Large developments with more than 2,000 homes can up to eight years from submitting their first planning application to building their first house, according to a new study.
The study by planning consultants Lichfields, entitled Start to Finish, claims that developments with more than 2,000 homes take an average of eight years to get from the initial planning application to delivering homes.
And smaller developments of under 500 homes take an average of three years to start delivering houses.
The research also found a wide variation in average build rates, depending on the size of site.
According to the report, build rates range from an average of 22 homes built each year in sites of under 100 units, to 160 each year on sites over 2,000 homes.

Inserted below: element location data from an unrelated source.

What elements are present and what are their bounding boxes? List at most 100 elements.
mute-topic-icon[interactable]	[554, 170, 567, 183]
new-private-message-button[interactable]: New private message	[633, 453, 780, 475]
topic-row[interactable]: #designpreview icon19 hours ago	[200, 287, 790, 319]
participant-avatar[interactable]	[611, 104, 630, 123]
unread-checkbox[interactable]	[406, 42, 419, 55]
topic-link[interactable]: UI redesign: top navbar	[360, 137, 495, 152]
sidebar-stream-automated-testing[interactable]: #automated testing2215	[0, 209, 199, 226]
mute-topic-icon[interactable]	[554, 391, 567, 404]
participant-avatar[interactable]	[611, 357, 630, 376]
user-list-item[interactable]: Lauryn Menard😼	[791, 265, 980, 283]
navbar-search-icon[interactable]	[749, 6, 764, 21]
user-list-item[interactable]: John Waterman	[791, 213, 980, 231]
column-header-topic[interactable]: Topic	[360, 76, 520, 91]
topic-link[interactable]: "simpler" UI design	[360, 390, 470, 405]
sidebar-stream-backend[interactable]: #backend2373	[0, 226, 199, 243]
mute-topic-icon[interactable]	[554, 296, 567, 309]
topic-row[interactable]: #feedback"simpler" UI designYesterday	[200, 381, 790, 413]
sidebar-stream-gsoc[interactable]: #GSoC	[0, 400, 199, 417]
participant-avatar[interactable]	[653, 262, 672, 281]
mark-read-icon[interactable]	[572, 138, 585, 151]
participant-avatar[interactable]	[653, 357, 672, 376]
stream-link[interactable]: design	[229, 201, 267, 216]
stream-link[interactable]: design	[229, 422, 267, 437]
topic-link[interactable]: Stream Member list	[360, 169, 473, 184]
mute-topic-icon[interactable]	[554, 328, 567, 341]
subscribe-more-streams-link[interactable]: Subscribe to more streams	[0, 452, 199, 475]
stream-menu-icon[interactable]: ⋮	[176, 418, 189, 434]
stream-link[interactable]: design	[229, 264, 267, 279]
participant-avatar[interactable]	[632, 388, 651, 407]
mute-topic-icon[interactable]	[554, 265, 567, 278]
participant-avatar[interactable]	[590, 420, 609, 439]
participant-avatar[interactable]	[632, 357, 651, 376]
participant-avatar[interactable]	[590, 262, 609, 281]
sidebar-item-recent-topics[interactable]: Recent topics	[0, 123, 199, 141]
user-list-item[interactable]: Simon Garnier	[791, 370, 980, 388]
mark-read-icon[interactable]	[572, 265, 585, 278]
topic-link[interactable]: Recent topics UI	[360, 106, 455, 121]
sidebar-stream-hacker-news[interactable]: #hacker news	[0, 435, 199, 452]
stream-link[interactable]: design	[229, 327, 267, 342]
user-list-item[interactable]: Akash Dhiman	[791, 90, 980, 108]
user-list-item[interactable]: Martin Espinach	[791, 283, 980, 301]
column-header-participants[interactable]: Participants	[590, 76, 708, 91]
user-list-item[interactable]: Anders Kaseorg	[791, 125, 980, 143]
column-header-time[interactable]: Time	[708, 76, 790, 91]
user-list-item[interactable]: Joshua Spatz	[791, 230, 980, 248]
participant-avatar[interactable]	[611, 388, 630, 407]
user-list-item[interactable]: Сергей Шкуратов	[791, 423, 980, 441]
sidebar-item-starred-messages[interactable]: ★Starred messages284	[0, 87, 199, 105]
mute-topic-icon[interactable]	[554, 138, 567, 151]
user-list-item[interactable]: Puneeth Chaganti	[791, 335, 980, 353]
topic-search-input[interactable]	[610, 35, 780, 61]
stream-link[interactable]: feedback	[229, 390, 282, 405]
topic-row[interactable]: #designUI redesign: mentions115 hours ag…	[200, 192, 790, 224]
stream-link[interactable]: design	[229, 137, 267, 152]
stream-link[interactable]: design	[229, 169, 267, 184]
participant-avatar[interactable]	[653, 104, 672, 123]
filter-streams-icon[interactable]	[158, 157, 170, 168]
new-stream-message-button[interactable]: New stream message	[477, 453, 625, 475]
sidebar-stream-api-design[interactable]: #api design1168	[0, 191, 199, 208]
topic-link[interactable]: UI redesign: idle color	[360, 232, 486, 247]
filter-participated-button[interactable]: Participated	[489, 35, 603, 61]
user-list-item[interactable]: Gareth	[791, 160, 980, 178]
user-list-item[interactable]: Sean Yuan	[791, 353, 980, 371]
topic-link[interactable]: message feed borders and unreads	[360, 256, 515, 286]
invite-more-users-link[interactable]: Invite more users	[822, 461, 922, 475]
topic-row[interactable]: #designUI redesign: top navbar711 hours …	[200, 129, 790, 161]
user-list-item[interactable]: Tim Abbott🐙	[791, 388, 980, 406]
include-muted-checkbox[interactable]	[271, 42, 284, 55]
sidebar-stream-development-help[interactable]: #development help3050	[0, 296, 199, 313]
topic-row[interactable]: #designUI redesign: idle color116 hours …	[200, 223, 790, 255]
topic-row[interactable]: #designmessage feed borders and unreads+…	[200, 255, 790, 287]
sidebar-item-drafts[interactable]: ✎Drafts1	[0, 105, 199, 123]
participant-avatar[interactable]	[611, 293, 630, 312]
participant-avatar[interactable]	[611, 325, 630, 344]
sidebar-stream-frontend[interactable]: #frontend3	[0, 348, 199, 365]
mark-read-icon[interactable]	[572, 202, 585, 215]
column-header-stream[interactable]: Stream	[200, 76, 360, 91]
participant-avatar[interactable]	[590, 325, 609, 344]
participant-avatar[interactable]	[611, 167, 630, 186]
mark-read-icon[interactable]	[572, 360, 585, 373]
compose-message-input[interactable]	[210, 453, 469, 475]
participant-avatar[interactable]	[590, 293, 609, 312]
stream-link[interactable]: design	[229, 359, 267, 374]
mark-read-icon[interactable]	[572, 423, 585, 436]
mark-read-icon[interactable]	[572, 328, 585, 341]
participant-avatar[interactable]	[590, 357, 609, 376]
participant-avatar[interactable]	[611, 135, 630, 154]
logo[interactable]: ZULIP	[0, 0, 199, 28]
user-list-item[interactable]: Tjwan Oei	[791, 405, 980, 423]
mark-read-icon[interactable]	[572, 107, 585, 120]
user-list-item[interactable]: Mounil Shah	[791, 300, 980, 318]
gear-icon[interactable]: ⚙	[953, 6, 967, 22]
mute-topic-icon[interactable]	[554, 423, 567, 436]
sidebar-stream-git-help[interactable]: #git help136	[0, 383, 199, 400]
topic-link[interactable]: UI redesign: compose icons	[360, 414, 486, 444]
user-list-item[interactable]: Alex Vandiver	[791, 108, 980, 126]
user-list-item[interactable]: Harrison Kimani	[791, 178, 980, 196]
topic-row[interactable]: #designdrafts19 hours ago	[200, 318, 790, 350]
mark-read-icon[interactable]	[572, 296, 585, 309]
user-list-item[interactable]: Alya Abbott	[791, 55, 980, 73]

The report that developments with more affordable housing tend to build-out faster, at close to twice the rate of those with low levels of affordable housing.
And schemes developed on greenfield land deliver more quickly than brownfield sites.
‘The question of how quickly and how much housing a site can begin delivering once it has planning permission or an allocation is significant because large-scale developments are an increasingly important component of local authority plans for housing,’ said Lichfields’ senior director, Matthew Spry.
‘Our recent research on garden communities found that local authorities often rely on such schemes to deliver a third or more of the housing they require.”
‘Only deliverable sites with a realistic prospect that housing will be built within five years can be included in a calculation of a five-year housing supply by a local authority,’ he added.
The report is based on an analysis of 97 sites over 500 dwellings of which 35 of the sites were earmarked for 2,000 homes or more.
The 97 sites equate to more than 195,000 dwellings.
‘A number of local plans have hit troubles because they over-estimated the yield from some of their proposed allocations, and in too many local plans and five year housing land supply cases, there is insufficient evidence to justify how large sites are treated in housing trajectories,’ added Mr Spry.
‘Our research seeks to fill the gap with some real-world benchmark figures, but this remains no substitute for evidence which considers the specifics of a given site and its approach to delivery.’